The initial results are interesting. I will put up the charts/analysis etc on my site in a few days time.

References and Interesting Articles/Links
  1. Introduction to Social Network Analysis (from orgnet.com)
  2. Casestudies of Social Network Analysis (from Orgnet.com)
  3. Wikipedia page on Social Networks (Check the history of Social Network Analysis)
  4. Social Life of Routers (Computer networks as social networks)
  5. Finding Go-to People and Subject Matter Experts in Organization
  6. Predicting Defects using Network Analysis on Dependency Graphs – ICSE 2008
  7. Mining Software Archives (a special issue of IEEE magazine)

Wednesday, January 14, 2009

SVNPlot - my first opensource project

During the 1 week gap between the two jobs, I finally started an opensource project.

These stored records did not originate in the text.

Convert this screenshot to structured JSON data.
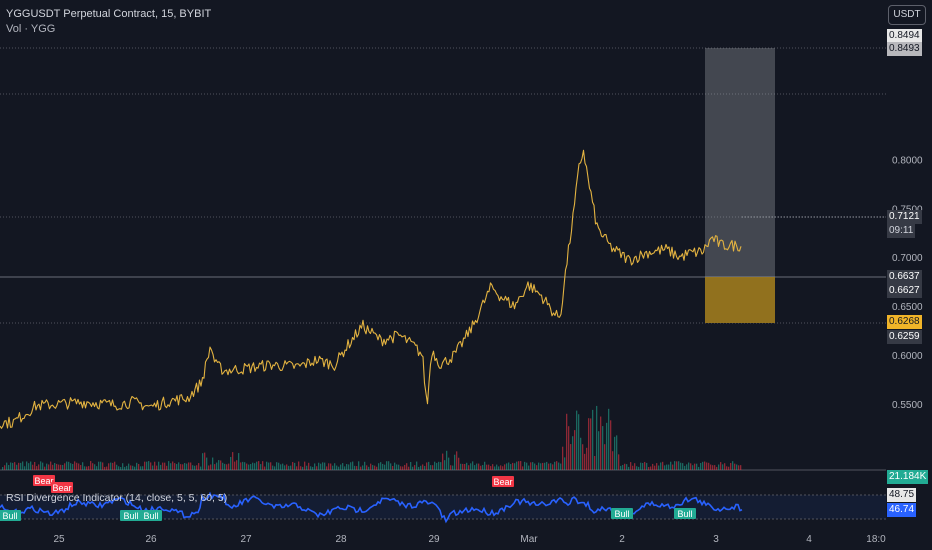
{
  "header": {
    "title": "YGGUSDT Perpetual Contract, 15, BYBIT",
    "subtitle": "Vol · YGG"
  },
  "currency_button": "USDT",
  "rsi_indicator": {
    "title": "RSI Divergence Indicator (14, close, 5, 5, 60, 5)",
    "value_a": "48.75",
    "value_b": "46.74"
  },
  "colors": {
    "background": "#131722",
    "candle": "#e3b341",
    "rsi_line": "#2962ff",
    "target_zone": "#b2b5be",
    "stop_zone": "#a07b1e",
    "bear": "#f23645",
    "bull": "#22ab94"
  },
  "chart_data": {
    "type": "line",
    "symbol": "YGGUSDT",
    "exchange": "BYBIT",
    "interval": "15",
    "x_ticks": [
      "25",
      "26",
      "27",
      "28",
      "29",
      "Mar",
      "2",
      "3",
      "4",
      "18:0"
    ],
    "y_ticks": [
      "0.5500",
      "0.6000",
      "0.6500",
      "0.7000",
      "0.7500",
      "0.8000"
    ],
    "ylim": [
      0.522,
      0.862
    ],
    "series": [
      {
        "x": [
          24.5,
          24.75,
          25.0,
          25.3,
          25.6,
          25.8,
          26.0,
          26.2,
          26.4,
          26.55,
          26.65,
          26.7,
          26.8,
          27.0,
          27.3,
          27.6,
          27.8,
          28.0,
          28.1,
          28.3,
          28.5,
          28.7,
          28.85,
          28.95,
          29.0,
          29.05,
          29.15,
          29.3,
          29.5,
          29.7,
          29.8,
          29.95,
          30.1,
          30.25,
          30.4,
          30.45,
          30.5,
          30.6,
          30.65,
          30.7,
          30.75,
          30.85,
          31.0,
          31.2,
          31.4,
          31.6,
          31.75,
          31.85,
          32.0,
          32.1,
          32.2
        ],
        "y": [
          0.531,
          0.548,
          0.55,
          0.552,
          0.549,
          0.552,
          0.547,
          0.553,
          0.556,
          0.572,
          0.61,
          0.59,
          0.584,
          0.586,
          0.59,
          0.588,
          0.595,
          0.59,
          0.605,
          0.63,
          0.615,
          0.62,
          0.61,
          0.6,
          0.546,
          0.605,
          0.59,
          0.6,
          0.63,
          0.67,
          0.66,
          0.65,
          0.672,
          0.66,
          0.64,
          0.64,
          0.68,
          0.75,
          0.79,
          0.81,
          0.78,
          0.73,
          0.71,
          0.697,
          0.705,
          0.708,
          0.7,
          0.704,
          0.706,
          0.72,
          0.712
        ]
      }
    ],
    "volume_label": "21.184K",
    "price_labels": {
      "target_top": "0.8494",
      "target_line": "0.8493",
      "current_price": "0.7121",
      "countdown": "09:11",
      "entry_high": "0.6637",
      "entry_low": "0.6627",
      "stop_price": "0.6268",
      "stop_line": "0.6259"
    },
    "rsi_signals": [
      {
        "text": "Bear",
        "type": "bear"
      },
      {
        "text": "Bear",
        "type": "bear"
      },
      {
        "text": "Bear",
        "type": "bear"
      },
      {
        "text": "Bull",
        "type": "bull"
      },
      {
        "text": "Bull",
        "type": "bull"
      },
      {
        "text": "Bull",
        "type": "bull"
      },
      {
        "text": "Bull",
        "type": "bull"
      },
      {
        "text": "Bull",
        "type": "bull"
      }
    ]
  }
}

The project is called in SVNPlot. It is inspired by the excellent StatSVN Subversion Statistics generation package.

SVNPlot generates graphs similar to StatSVN. The difference is in how the graphs are generated. SVNPlot generates these graphs in two steps. First it converts the Subversion logs into a 'sqlite3' database. Then it uses sql queries to extract the data from the database and then uses excellent Matplotlib plotting library to plot the graphs.

I believe using SQL queries to query the necessary data is resulting great flexibility in data extraction. Also since the sqlite3 is quite fast, it is possible to generate these graphs on demand.

As tribute to python and author of Python-Guido van Rossum, I have generated the graphs for Rietveld project. Check it out here

SVNPlot
is hosted on Google code (http://code.google.com/p/svnplot/) and licensed under New BSD license. For information on installation and usage, check the introduction page here

I am using python to implement SVNPlot. I am a novice to python. Hence any suggestions to improvement are welcome.